Como todos los sábados y domingos he ido a
acostar a mi madre. Si no fuera, sería capaz de tumbarse en el suelo. Ni
siquiera recuerda que hay que acostarse en la cama.
Durante todo el trayecto no he visto a nadie,
todas las calles y plazas vacías. Parece que se cumple el aislamiento. La
verdad es que me he sentido un poco trasgresor por poder ir a atender a mi
madre. Como si estuviera rompiendo la solidaridad a la que me sumo el resto del
día, el resto de la semana: quedarme en casa.

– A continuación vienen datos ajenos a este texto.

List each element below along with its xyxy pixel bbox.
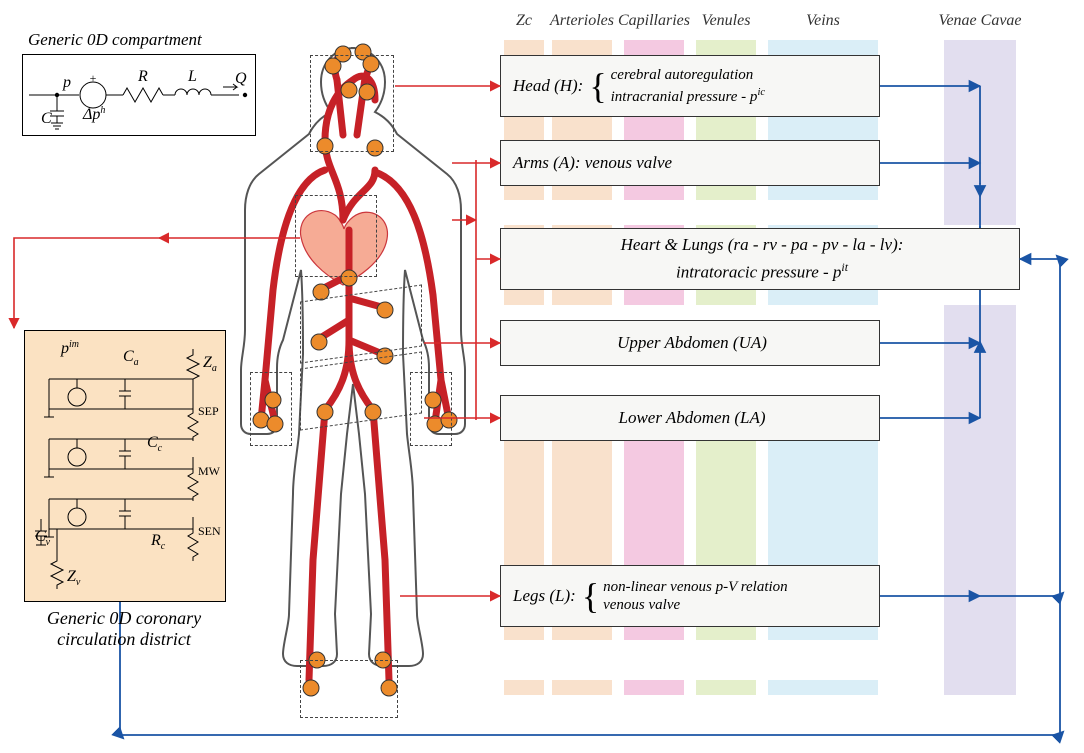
svg-text:Za: Za (203, 354, 217, 374)
svg-text:Zv: Zv (67, 568, 81, 588)
head-region (310, 55, 394, 152)
box-la: Lower Abdomen (LA) (500, 395, 880, 441)
arm-l-region (250, 372, 292, 446)
svg-text:SEP: SEP (198, 404, 219, 418)
svg-text:Q: Q (235, 70, 247, 87)
svg-text:SEN: SEN (198, 524, 221, 538)
generic-0d-compartment: Generic 0D compartment + (22, 30, 254, 136)
svg-text:Ca: Ca (123, 348, 139, 368)
box-arms: Arms (A): venous valve (500, 140, 880, 186)
svg-text:Cc: Cc (147, 434, 163, 454)
col-header-venae: Venae Cavae (935, 12, 1025, 30)
box-legs: Legs (L):{non-linear venous p-V relation… (500, 565, 880, 627)
generic-0d-title: Generic 0D compartment (28, 30, 254, 50)
svg-text:Rc: Rc (150, 532, 166, 552)
col-header-venules: Venules (681, 12, 771, 30)
box-ua: Upper Abdomen (UA) (500, 320, 880, 366)
svg-text:p: p (62, 74, 71, 91)
coronary-title: Generic 0D coronary circulation district (24, 608, 224, 650)
svg-text:L: L (187, 68, 197, 85)
svg-text:MW: MW (198, 464, 221, 478)
box-heart: Heart & Lungs (ra - rv - pa - pv - la - … (500, 228, 1020, 290)
heart-region-inner (295, 195, 377, 277)
coronary-circuit: pim Ca Za SEP Cc MW SEN Cv Rc Zv Generic… (24, 330, 224, 650)
svg-text:pim: pim (60, 339, 79, 357)
legs-region (300, 660, 398, 718)
svg-text:R: R (137, 68, 148, 85)
col-header-veins: Veins (778, 12, 868, 30)
svg-text:C: C (41, 110, 52, 127)
svg-text:+: + (90, 71, 97, 85)
svg-text:Δph: Δph (82, 105, 105, 123)
box-head: Head (H):{cerebral autoregulationintracr… (500, 55, 880, 117)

No me siento ningún privilegiado por tener una
madre dependiente. Al contario creo que los afortunados son los que pueden
disfrutar de sus padres en plenitud, con sus recuerdos intactos. Los que pueden
hablar con ellos y que, simplemente, respondan, aunque en estos días sea solo
por teléfono. Sí, lo preferiría mil veces.

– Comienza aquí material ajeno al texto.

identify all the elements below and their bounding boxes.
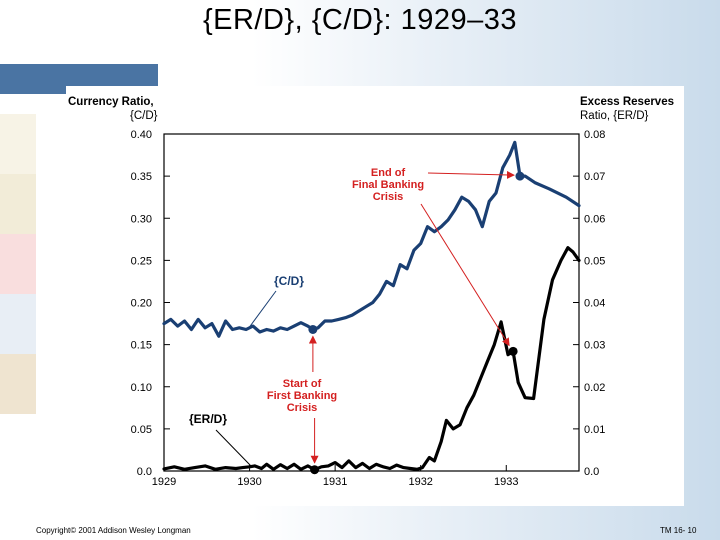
right-tick-label: 0.08 bbox=[584, 129, 605, 141]
left-tick-label: 0.15 bbox=[131, 340, 152, 352]
annotation-first-crisis-line: First Banking bbox=[267, 390, 337, 402]
series-line-currency-ratio bbox=[162, 140, 581, 338]
right-axis-title-line1: Excess Reserves bbox=[580, 96, 674, 108]
left-tick-label: 0.30 bbox=[131, 213, 152, 225]
right-tick-label: 0.04 bbox=[584, 298, 605, 310]
annotation-final-crisis-line: Final Banking bbox=[352, 179, 424, 191]
copyright-text: Copyright© 2001 Addison Wesley Longman bbox=[36, 526, 191, 535]
annotation-final-crisis-arrow-upper bbox=[427, 170, 515, 179]
chart-svg: 0.0 0.05 0.10 0.15 0.20 0.25 0.30 0.35 0.40 0.0 0.… bbox=[68, 96, 674, 488]
page-reference: TM 16- 10 bbox=[660, 526, 697, 535]
annotation-first-crisis-line: Crisis bbox=[287, 402, 318, 414]
annotation-final-crisis-line: End of bbox=[371, 167, 406, 179]
left-tick-label: 0.0 bbox=[137, 466, 152, 478]
x-tick-label: 1929 bbox=[152, 476, 176, 488]
chart-panel: 0.0 0.05 0.10 0.15 0.20 0.25 0.30 0.35 0.40 0.0 0.… bbox=[66, 86, 684, 506]
right-tick-label: 0.07 bbox=[584, 171, 605, 183]
slide-title: {ER/D}, {C/D}: 1929–33 bbox=[202, 4, 518, 36]
right-tick-label: 0.01 bbox=[584, 424, 605, 436]
right-axis-title-line2: Ratio, {ER/D} bbox=[580, 110, 649, 122]
left-tick-label: 0.25 bbox=[131, 255, 152, 267]
x-tick-label: 1933 bbox=[494, 476, 518, 488]
x-tick-label: 1931 bbox=[323, 476, 347, 488]
crisis-marker-dot bbox=[508, 346, 518, 356]
series-label-erd-leader bbox=[215, 429, 252, 467]
series-label-cd-leader bbox=[247, 290, 277, 330]
crisis-marker-dot bbox=[308, 324, 318, 334]
left-axis-title-line2: {C/D} bbox=[130, 110, 158, 122]
right-tick-label: 0.06 bbox=[584, 213, 605, 225]
series-label-cd: {C/D} bbox=[274, 274, 304, 288]
annotation-first-crisis-line: Start of bbox=[283, 378, 322, 390]
left-tick-label: 0.10 bbox=[131, 382, 152, 394]
right-tick-label: 0.03 bbox=[584, 340, 605, 352]
right-tick-label: 0.02 bbox=[584, 382, 605, 394]
series-line-excess-reserves-ratio bbox=[162, 246, 581, 472]
left-color-strip bbox=[0, 64, 36, 540]
annotation-final-crisis-arrow-lower bbox=[420, 203, 510, 347]
series-label-erd: {ER/D} bbox=[189, 412, 227, 426]
chart-axes: 0.0 0.05 0.10 0.15 0.20 0.25 0.30 0.35 0.40 0.0 0.… bbox=[68, 96, 674, 488]
x-tick-label: 1930 bbox=[237, 476, 261, 488]
crisis-marker-dot bbox=[515, 171, 525, 181]
x-tick-label: 1932 bbox=[408, 476, 432, 488]
chart-plot bbox=[162, 140, 581, 475]
annotation-final-crisis-line: Crisis bbox=[373, 191, 404, 203]
left-tick-label: 0.20 bbox=[131, 298, 152, 310]
left-tick-label: 0.05 bbox=[131, 424, 152, 436]
left-axis-title-line1: Currency Ratio, bbox=[68, 96, 154, 108]
left-tick-label: 0.35 bbox=[131, 171, 152, 183]
crisis-marker-dot bbox=[310, 465, 320, 475]
right-tick-label: 0.0 bbox=[584, 466, 599, 478]
left-tick-label: 0.40 bbox=[131, 129, 152, 141]
right-tick-label: 0.05 bbox=[584, 255, 605, 267]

Ese era mi pensamiento, mi lamento, durante
todo el recorrido. Cuando, ya llegando a casa de mis padres, he escuchado alto
y claro otro ululato procedente de la zona del Paseo y de las piscinas, por tres
veces he sentido a mi amigo cárabo.
Hacía tiempo que no le oía, me ha gustado
escucharle, y me ha alegrado el ánimo.
Natura a veces nos regala momentos únicos.
Quisiera haberle contestado, haber charlado un
rato con él.
Otras veces lo he hecho.
Hoy no me he atrevido.
En Arévalo, a veintiuno de marzo de 2020.
Luis José Martín García-Sancho.
Fotografía: Cárabo (Stix aluco) Imagen de Internet.